3. Or manufacturing and service indexes are over 50 and therefore show “modest growth,” but are higher inventories good for the economy or just GDP index.

4. Corporate profits are high (decades high levels) and going higher (implies margins will continue to expand), but many indications that margins will contract (rising costs, gasoline hurting consumers, increasing housing foreclosures mean people have to move and pay rent rather than spending their mortgage payment on restaurants and cars, etc.)

5. The warm whether is also a factor being ignored by the Fed’s models.

At the same time, the money the Federal Reserve and deficit spending have pumped into the economy is going into the markets as Bernanke wants to get them animal spirits going; and he is being helped by the media: consumer sentiment is improving and the VIX (volatility or risk measure) is now extremely low (what risk can there be?)

“Darth Vader” on the other hand is looking at the fact that the pace of money supply(the key driver of GDP) has started to contract and that means decline for the GDP by June/July unless there is a new stimulus program or QE3+.

I think the Fed is looking for an “excuse” to print more money but it can’t look like a political move so he needs some economic data to point to in order to pull the trigger.

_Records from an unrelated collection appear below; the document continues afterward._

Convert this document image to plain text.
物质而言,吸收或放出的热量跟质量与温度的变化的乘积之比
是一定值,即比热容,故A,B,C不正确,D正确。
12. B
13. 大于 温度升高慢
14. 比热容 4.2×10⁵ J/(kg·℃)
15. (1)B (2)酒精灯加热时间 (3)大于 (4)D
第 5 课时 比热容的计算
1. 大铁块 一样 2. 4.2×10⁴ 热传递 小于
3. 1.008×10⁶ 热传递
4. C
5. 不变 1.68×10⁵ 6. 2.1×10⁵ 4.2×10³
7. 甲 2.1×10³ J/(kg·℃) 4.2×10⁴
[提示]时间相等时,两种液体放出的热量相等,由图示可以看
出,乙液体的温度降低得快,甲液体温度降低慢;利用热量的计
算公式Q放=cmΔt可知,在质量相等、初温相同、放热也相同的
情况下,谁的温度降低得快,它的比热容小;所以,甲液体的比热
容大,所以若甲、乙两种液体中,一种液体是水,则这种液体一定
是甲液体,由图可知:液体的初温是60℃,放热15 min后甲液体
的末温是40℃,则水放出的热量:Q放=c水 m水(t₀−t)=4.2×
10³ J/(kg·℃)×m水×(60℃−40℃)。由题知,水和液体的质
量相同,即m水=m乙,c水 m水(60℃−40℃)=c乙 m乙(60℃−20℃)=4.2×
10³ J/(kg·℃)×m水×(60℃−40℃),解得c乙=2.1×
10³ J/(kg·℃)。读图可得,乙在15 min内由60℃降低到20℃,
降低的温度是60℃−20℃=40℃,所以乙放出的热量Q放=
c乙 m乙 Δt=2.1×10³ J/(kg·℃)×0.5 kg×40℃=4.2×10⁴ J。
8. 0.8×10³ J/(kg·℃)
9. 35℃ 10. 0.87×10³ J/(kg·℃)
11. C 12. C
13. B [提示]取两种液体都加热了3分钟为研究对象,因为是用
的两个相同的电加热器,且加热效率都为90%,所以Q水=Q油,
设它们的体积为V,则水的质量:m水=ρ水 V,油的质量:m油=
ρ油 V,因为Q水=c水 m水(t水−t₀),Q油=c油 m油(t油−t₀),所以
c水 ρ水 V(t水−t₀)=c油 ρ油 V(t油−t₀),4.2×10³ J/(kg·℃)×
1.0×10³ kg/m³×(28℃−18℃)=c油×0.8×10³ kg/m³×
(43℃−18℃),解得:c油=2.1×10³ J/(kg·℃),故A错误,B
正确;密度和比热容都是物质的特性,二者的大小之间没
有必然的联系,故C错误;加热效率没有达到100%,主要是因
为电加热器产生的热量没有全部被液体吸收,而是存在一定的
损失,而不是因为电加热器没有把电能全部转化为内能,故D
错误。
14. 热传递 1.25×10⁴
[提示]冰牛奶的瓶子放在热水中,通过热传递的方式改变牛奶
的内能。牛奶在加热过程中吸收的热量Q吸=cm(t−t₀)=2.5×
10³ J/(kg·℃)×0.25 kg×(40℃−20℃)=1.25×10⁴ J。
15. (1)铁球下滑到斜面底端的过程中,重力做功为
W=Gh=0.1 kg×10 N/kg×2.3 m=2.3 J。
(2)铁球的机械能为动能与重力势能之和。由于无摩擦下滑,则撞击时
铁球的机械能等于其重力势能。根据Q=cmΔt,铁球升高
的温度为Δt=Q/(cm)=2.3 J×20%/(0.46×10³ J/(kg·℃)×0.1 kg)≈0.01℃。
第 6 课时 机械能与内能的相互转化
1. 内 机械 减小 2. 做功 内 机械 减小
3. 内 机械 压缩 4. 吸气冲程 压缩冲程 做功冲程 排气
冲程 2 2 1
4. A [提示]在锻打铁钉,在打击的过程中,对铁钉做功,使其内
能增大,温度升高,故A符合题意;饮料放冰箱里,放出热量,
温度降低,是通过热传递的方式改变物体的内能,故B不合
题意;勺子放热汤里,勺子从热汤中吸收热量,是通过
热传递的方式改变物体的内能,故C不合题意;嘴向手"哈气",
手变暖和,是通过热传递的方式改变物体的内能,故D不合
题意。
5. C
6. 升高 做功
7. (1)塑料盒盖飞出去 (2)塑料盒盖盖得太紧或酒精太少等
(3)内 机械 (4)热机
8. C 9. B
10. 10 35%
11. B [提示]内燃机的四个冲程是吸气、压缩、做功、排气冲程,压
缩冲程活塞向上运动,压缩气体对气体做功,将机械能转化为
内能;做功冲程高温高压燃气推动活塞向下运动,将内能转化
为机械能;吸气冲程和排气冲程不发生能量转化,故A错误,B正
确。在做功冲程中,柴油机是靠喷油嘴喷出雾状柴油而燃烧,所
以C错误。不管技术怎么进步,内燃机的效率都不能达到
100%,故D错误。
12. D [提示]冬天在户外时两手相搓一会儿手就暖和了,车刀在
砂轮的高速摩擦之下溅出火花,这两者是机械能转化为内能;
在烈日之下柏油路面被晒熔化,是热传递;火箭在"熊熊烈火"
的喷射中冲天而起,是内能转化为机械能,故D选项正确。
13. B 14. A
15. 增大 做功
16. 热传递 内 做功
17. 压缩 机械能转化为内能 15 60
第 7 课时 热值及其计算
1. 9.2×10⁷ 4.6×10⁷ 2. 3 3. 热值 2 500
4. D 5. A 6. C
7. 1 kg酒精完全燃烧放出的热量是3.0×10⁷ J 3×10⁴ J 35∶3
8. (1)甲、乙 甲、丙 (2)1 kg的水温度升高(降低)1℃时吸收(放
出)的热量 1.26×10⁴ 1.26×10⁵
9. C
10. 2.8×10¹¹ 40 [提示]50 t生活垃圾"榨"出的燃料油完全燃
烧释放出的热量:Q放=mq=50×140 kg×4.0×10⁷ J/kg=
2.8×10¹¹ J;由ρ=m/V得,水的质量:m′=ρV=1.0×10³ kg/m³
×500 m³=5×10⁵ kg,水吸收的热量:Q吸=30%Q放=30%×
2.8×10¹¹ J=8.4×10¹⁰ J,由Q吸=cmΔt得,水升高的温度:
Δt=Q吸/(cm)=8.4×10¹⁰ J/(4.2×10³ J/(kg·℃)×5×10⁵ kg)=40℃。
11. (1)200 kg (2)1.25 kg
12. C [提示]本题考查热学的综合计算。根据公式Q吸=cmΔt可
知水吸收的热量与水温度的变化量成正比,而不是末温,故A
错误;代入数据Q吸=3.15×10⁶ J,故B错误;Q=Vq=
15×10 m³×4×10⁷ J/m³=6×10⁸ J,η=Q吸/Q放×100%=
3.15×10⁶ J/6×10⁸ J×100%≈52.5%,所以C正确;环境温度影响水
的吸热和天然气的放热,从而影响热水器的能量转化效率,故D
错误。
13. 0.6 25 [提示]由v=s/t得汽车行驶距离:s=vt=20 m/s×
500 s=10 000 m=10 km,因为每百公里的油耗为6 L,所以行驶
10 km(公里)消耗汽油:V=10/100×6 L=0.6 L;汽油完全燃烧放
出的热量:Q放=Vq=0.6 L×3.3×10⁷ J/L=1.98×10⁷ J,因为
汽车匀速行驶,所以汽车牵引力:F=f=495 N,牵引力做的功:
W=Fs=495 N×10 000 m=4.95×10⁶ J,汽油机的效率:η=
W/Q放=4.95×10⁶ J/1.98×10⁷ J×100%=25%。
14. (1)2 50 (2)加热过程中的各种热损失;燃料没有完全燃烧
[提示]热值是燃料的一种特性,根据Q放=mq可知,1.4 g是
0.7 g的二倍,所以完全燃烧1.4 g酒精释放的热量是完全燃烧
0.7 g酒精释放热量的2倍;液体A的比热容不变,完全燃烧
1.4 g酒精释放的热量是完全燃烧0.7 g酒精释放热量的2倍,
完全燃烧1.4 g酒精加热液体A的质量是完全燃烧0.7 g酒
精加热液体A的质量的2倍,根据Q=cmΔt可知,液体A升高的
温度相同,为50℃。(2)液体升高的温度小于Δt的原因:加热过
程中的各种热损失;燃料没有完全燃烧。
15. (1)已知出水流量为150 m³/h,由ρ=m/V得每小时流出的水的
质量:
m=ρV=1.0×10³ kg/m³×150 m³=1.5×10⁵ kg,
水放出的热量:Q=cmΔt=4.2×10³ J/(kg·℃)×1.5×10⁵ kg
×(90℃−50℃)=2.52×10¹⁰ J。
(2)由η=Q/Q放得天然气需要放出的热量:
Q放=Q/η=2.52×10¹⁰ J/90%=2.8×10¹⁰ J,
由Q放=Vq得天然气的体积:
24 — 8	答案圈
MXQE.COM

This could be some bad economic numbers or a market correction along with a correction in gold and silver. Or it could be done through stimulus as we prepare for to engage in another war.

Net/Net: The economy remains in recession and looks to stay there for some time because we have not addressed any of the issues that brought us into this recession or are keeping us there (spending, debt, central planning, printing money, government interference in the economy and markets, etc. etc.

But, the $8 trillion dollars pumped into the economy has helped GDP’s and increased assets. This is what politicians (including Fed Reserve politicians) do. It seems to be the only thing they know how to do. Therefore, I expect another round of stimulus or money printing in time to help the elections and before the new debate on the debt limit ceiling which will likely be reached by October.

Investments must be flexible (risk on, risk off) because the exact shape and timing of the markets are unknown; and tradable (for protection and opportunities) until the longer trend becomes known.

Net/Net: The short answer is that the market is at the top of its range and can only be held there by more action from the government.